Don’t just observe the system, let the system react to problems

Any good production ready system should come with a set of metrics that communicates its health to the operators. Prometheus, InfluxDB, Grafana, StatsD, and Fluentd have made some major advances. These systems, however great, are still not the ultimate end. They assume that there is an operator that keeps an eye on the system, makes judgment calls, and reacts to issues. In this system, an operator is part of the system. A human operator that wants to sleep during the night.

Is your software a toddler that needs 24h human monitoring? Can it stand up when it falls down? Can it self-correct when it makes a mistake? Be courageous enough to let it act on its own. Let it try to fall, and stand up. Let your system evolve to live on its own, instead of hanging on to your hands.

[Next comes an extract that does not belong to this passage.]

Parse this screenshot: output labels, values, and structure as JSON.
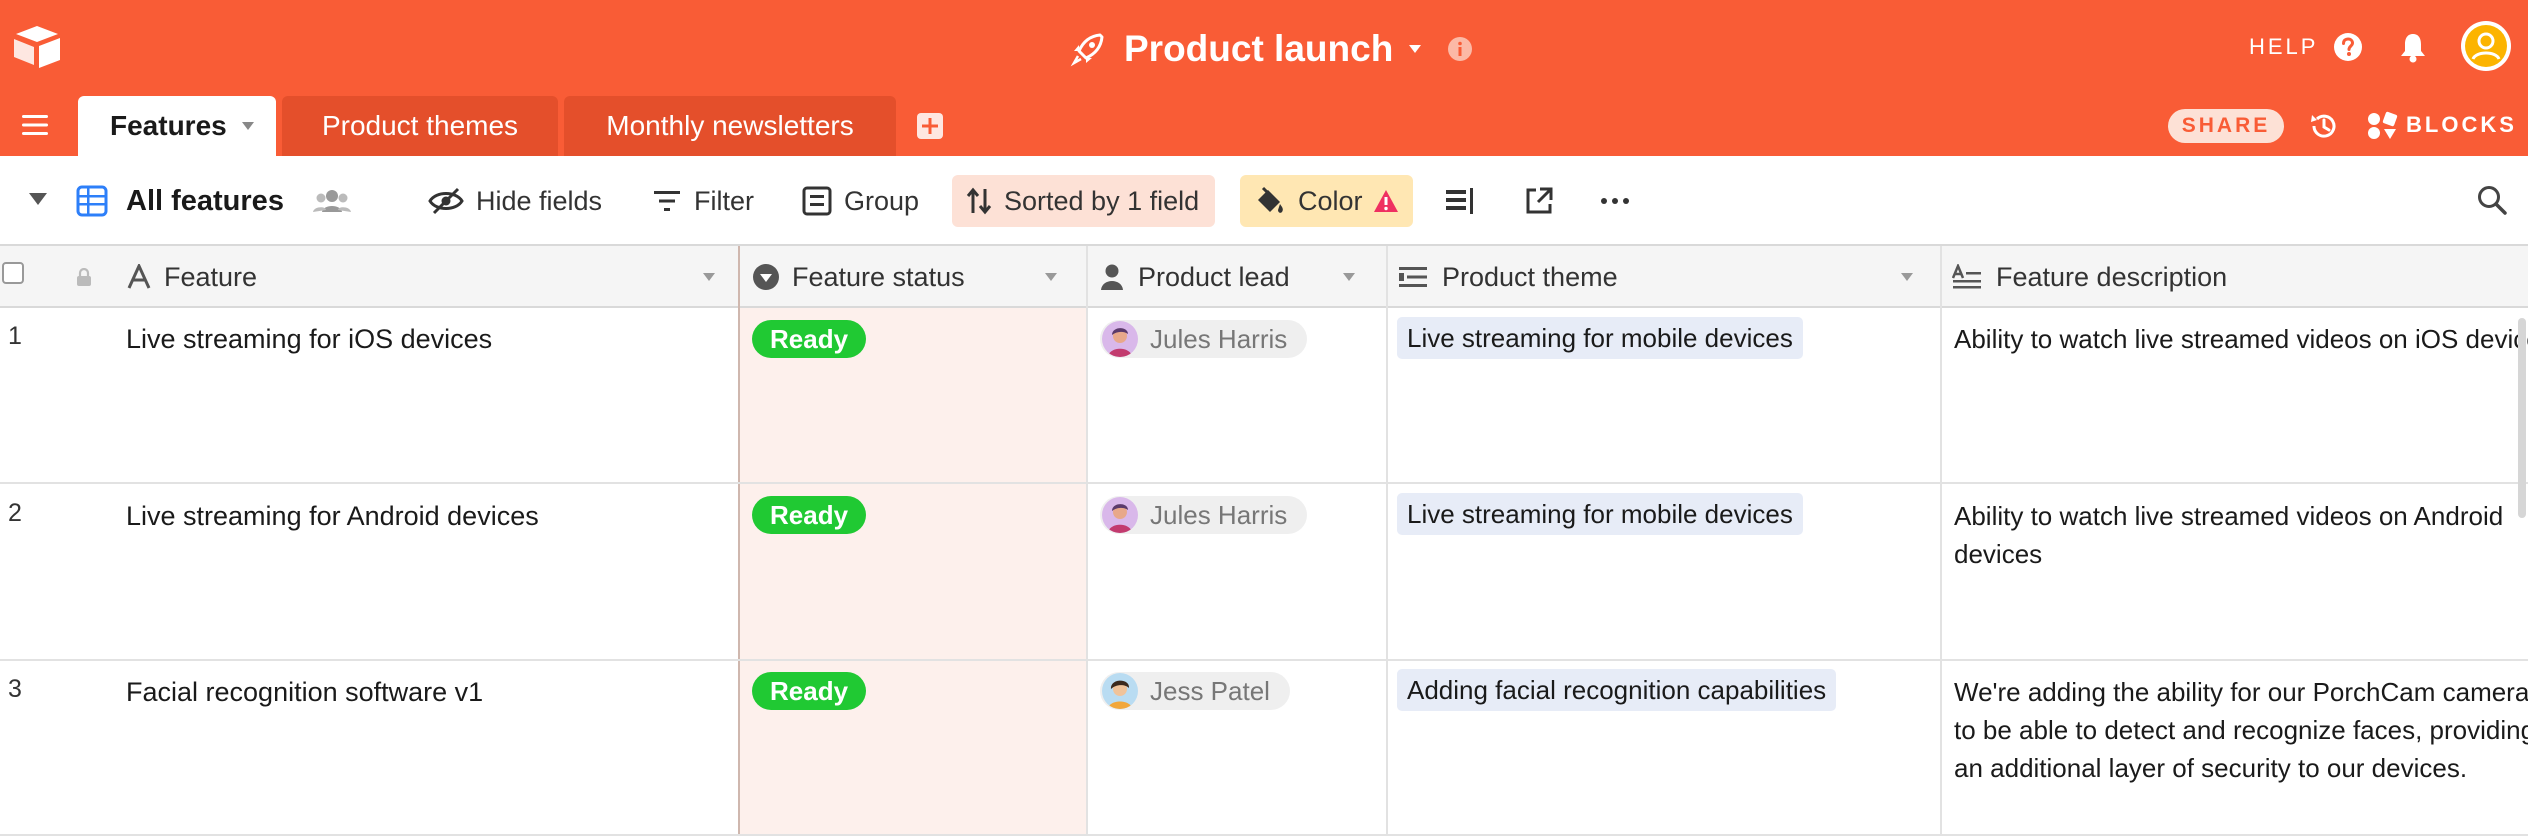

A concrete example of this is releasing new versions of your software. You can focus on automating deployment, automating rollbacks, and patiently observing the metrics of the new release. Or you can set up a system where you offer a new version, and the system decides if it wants to keep running it. Automated Blue/Green deployment is a good step in this direction. A new blue version is offered up. The system monitors itself for a given amount of time. If everything is right the system evolves to a new green state. There is no human that needs to trigger a rollback if something goes wrong.

Talk about your system as a part of your team

Your system should not be something that you maintain. Your system should evolve and start making decisions on its own. This should be reflected in your everyday vocabulary as well.

For example, instead of saying we will add a new node, we should aim for we will tell the system to improve its response rate.

If you change your vocabulary and start talking about your system as a part of your team, you will make sure that everyone in your team understands that your system should be an autonomous entity. This will shift your collective perspective from automating tasks, to teaching your software to do those tasks instead of you.